Martín era un soldado romano de caballería que sirvió bajo las órdenes del emperador Juliano, el que sería luego conocido como el Apóstata. Cuenta Sulpicio Severo que el padre de Martín, que llegó a ser tribuno militar de una legión romana, dado su ardor guerrero y fervor marcial, deseó para su hijo una brillante carrera de armas. Así pues, cuando nació le puso el nombre al niño de Martín, derivado del nombre del dios de la guerra, Marte.
Se
cuenta que Martín, mozo ya, disponía de un caballo y de un esclavo, que lejos
de hacerse servir por él, era él quien le servía cuando comían
juntos, y hasta le limpiaba las sandalias, lo que no dejaba de
alimentar las bromas de sus camaradas, pues Martín, en lugar de
comportarse con su escudero como con un esclavo, se comportaba con él
como si fuera un hermano. Por otra parte, no se le conocían amoríos
mujeriles.
En el capítulo tercero nos cuenta la anécdota que ha hecho universalmente famoso a este personaje: En mitad de un invierno (media hieme)

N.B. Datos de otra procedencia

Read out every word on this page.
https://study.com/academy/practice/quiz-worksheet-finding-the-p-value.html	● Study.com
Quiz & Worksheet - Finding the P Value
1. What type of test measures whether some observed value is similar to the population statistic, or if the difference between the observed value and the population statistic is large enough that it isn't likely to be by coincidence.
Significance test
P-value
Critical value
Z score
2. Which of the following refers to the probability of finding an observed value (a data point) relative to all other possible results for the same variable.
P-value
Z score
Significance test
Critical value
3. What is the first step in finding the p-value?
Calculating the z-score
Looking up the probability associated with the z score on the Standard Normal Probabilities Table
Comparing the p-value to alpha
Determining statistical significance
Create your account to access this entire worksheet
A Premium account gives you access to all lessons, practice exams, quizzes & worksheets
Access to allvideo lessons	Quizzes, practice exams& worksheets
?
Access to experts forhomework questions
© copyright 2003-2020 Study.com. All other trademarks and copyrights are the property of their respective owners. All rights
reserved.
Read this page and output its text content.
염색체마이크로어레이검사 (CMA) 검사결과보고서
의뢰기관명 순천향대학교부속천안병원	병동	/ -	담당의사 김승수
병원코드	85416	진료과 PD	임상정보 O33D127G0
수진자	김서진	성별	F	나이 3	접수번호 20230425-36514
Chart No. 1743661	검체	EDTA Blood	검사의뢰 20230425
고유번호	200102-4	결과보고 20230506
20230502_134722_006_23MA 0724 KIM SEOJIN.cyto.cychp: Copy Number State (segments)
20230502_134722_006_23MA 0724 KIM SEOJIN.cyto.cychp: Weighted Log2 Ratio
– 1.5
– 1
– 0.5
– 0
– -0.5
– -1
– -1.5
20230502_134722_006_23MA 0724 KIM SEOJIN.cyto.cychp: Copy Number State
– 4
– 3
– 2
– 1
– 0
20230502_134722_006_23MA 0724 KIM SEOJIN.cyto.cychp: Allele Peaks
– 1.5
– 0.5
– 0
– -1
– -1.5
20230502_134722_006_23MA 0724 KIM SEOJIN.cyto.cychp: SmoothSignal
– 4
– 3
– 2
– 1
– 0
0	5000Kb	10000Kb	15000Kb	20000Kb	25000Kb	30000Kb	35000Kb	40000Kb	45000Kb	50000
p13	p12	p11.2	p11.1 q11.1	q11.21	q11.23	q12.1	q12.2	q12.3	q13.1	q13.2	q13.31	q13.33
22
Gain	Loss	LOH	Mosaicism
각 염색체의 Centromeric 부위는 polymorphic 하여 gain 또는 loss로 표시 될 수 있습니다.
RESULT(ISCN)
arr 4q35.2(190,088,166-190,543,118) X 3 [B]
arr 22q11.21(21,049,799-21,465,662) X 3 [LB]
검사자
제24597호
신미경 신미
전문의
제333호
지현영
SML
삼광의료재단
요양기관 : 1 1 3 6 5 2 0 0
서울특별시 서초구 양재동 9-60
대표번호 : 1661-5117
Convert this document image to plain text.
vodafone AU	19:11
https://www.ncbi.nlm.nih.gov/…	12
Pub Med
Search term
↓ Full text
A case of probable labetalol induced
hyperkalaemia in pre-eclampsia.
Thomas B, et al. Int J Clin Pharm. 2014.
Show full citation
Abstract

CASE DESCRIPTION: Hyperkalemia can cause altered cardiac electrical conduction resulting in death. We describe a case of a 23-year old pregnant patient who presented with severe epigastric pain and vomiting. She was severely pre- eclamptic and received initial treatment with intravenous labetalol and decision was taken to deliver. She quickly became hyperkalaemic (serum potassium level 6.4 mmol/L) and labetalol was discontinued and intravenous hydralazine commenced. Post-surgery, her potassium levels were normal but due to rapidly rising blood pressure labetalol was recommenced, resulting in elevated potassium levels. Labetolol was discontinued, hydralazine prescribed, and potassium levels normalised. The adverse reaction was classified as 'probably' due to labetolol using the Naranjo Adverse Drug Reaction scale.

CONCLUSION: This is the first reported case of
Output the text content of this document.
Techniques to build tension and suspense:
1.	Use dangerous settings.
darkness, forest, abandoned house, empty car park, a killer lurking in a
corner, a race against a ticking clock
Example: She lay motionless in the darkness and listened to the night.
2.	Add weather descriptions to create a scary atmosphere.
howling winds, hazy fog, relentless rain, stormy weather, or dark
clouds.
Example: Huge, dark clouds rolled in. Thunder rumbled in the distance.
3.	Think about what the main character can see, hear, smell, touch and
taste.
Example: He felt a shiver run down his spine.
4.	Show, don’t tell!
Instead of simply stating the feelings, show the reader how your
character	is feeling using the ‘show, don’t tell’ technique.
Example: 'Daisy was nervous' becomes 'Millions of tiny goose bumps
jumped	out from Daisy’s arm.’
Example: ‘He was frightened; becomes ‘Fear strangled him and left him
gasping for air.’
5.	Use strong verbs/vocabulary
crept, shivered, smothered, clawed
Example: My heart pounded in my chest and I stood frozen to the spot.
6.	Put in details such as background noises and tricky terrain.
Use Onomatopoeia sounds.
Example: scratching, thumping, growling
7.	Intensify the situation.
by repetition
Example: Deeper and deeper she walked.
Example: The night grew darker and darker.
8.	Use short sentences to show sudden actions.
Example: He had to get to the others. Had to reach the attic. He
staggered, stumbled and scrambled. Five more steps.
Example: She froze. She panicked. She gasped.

más riguroso de lo habitual, se encontró Martín, a la sazón joven
soldado romano, en las puertas de la ciudad de Amiens en el norte de Francia, a un
mendigo desnudo (pauperem nudum).
que tiritaba de frío y pedía limosna. Martín no tenía ropa que ofrecerle para cubrir sus vergüenzas así que
decidió compartir la capa militar con la que estaba revestido con aquel indigente: no tenía ninguna otra propiedad
encima (nihil praeter clamydem, qua indutus erat, habebat). Desenvainada la espada (arrepto ferro), partió el manto por la mitad (mediam dividit), y le dio una parte al pobre (partemque eius pauperi tribuit),
quedándose él con la otra mitad, de forma que
protegiera sus cueros del crudo invierno, lo que provocó las risas de no pocos
al ver al militar romano entrar con media capa de esa guisa después en
la ciudad. La mitad de la capa le
pertenecía a él –y él pertenecía al Imperio Romano- pero la
otra mitad se la cedía al joven mendigo.
San Martín y el mendigo, El Greco (1597-1599)
El
Greco ha inmortalizado la escena: Martín, vestido como un anacrónico caballero
medieval, con una armadura damasquinada típicamente toledana,
cabalgando sobre un elegante caballo blanco, comparte la mitad de su
capa con el mendigo desnudo. Son dos hombres jóvenes, bellos:
contrasta la desnudez del limosnero que está de pie, a la izquierda
de la composición, con la uniformidad de Martín, figura armoniosa y
proporcionada, que monta a caballo, y que ha partido su capa verde
con su espada desenvainada. Al fondo aparece el inevitable paisaje
toledano, un cielo envuelto en tormentosas nubes.
Una
curiosidad filológica: el lugar donde se conservaba en Tours la capa
de san Martín se hizo tan popular –de hecho en la Edad Media,
junto a Roma, Santiago o Jerusalén– era el cuarto lugar de
peregrinación, que la capella o capilla, esto es, la pequeña capa,
por alusión al pedazo de su manto que San Martín había dado al
pordiosero y al oratorio donde se conservaba dicha reliquia, ha dado lugar
al término capilla para designar un edificio pequeño destinado al
culto.
San Martín y el mendigo, Gustave Moreau (1882)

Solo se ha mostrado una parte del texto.